I have a general concept how sharding is done within FDB based on the doc and discussion. It’s not clear to me how to optimize the performance for my use case of initial batch loading when the FDB is empty.
We have about 32 clients to load data concurrently to a FDB cluster with 9 SS, 3 proxies, and 3 log processes. The data set is split pretty evenly, but we noticed a degrading performance during the run. The first batch of tasks took about 20 to 30 seconds each, while the later batches took about 2 minutes. The data volume is about same (450K entries), and we commit every 30K entries (about 1M on key/value size). We noticed large “Moving data” in status during the run, which is likely happen due to repartition since the FDB is empty in beginning. Here is an example:
Data:
Replication health - Healthy (Repartitioning)
Moving data - 4.209 GB
Sum of key-value sizes - 3.365 GB
Disk space used - 11.688 GB
So the question is how to avoid/optimize the repartition during initial batch loading when there are dominant write (almost no read) without range allocation on server since it is empty initially? We tried hashed key over original sequential key, but seems not much changed. Since we are using a subspace through directory layer, would it limited the hash effect due to common prefix even it’s short?

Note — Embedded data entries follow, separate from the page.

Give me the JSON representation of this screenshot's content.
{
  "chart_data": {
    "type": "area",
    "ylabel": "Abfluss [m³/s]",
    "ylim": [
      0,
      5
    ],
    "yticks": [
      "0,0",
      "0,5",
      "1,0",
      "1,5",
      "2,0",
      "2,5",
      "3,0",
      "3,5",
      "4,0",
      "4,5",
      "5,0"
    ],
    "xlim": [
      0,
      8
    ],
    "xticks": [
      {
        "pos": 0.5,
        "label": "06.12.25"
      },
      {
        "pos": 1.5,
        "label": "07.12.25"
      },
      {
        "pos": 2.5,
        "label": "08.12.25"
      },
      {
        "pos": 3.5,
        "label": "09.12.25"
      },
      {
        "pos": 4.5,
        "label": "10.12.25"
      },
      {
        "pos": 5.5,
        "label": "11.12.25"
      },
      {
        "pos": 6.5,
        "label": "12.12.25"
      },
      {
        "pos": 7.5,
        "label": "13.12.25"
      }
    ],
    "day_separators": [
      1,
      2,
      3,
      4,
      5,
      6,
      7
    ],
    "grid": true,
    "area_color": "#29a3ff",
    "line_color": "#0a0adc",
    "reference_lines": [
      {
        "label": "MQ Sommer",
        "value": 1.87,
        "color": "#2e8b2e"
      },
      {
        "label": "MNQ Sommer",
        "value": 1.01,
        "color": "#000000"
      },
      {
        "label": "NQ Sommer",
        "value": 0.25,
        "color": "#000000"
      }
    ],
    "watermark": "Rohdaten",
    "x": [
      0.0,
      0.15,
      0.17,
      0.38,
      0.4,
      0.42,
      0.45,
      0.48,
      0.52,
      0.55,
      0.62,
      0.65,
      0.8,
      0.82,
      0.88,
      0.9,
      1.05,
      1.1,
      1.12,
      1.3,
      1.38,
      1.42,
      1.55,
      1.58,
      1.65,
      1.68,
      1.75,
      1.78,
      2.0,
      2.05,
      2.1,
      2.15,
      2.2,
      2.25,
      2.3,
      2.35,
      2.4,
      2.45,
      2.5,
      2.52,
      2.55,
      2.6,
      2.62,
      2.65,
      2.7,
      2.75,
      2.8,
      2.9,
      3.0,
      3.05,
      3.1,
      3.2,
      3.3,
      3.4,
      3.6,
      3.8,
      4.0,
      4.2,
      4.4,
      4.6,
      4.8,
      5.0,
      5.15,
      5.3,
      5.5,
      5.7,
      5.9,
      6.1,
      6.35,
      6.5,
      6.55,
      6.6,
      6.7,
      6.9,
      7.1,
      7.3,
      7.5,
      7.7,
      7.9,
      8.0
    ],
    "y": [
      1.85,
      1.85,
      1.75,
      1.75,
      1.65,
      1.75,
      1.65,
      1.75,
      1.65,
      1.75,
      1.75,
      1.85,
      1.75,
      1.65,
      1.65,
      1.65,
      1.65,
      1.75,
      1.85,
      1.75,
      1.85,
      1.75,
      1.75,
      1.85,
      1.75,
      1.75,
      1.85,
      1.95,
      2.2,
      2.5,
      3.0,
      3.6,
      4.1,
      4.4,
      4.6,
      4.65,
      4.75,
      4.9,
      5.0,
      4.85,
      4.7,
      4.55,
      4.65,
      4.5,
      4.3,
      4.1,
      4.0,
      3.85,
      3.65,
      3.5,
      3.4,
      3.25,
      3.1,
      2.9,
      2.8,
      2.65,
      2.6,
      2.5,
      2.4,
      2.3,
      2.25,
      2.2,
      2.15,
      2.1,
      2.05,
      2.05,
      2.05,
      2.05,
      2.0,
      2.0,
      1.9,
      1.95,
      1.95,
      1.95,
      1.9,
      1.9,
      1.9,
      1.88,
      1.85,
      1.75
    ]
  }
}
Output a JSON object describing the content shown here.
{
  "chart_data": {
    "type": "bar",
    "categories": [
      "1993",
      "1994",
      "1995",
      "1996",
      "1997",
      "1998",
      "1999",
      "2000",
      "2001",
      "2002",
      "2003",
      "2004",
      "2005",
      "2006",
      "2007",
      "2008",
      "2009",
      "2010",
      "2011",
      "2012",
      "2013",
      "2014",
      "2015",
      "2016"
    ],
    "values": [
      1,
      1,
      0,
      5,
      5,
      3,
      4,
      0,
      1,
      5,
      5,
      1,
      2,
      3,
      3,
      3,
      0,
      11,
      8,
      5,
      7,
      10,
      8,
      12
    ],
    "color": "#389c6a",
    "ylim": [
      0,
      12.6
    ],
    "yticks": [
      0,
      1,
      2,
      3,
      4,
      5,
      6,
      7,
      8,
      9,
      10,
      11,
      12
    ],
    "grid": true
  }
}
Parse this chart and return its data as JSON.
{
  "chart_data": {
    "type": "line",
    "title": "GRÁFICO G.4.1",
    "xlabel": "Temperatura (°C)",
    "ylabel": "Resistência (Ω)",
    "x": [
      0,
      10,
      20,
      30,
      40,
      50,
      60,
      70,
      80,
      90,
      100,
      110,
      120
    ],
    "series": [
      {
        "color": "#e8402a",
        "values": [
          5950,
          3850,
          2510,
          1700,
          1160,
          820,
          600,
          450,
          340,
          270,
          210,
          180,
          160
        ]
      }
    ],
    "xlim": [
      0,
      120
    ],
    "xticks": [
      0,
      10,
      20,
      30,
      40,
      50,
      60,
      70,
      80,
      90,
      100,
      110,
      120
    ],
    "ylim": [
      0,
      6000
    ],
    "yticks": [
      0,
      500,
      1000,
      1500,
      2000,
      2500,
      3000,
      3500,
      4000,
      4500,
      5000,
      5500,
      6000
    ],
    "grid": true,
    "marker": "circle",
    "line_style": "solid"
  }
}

Loading data into FDB has the problem you encountered. The reason is that the empty database starts with 3 seed storage servers as a “team”, and the data are written to this one seed “team”. As these 3 storage servers get more data, DD starts to repartition, i.e., load balance, data into other storage servers (by recruiting new storage teams). This repartitioning process is trying to find a split point within a shard, and move a key range out.
So there are at least a couple of problems here.
Initially, not all storage servers are utilized, because the DB starts with just one team. It’d be nice if DD can reacts quickly to recruit many teams and distribute load by assigning key ranges to different teams. In recent releases, we have added changes to allow manually specifying shard boundary keys, which can help to some degree, but we haven’t tested its effectiveness yet. This is on our TODO list.
If the loading is writing data sequentially, then it’s better for DD to figure that out and split the shard at the last key written, i.e., making all new data to form a separate shard on a different team. This might be complicated if the workload uses hashed keys.
The above are all not great news. However, in 7.3, we are introducing “sharded rocksdb” engine, which allows us to load data into FDB via copying RocksDB files. Again, this is work in progress and needs a storage engine change.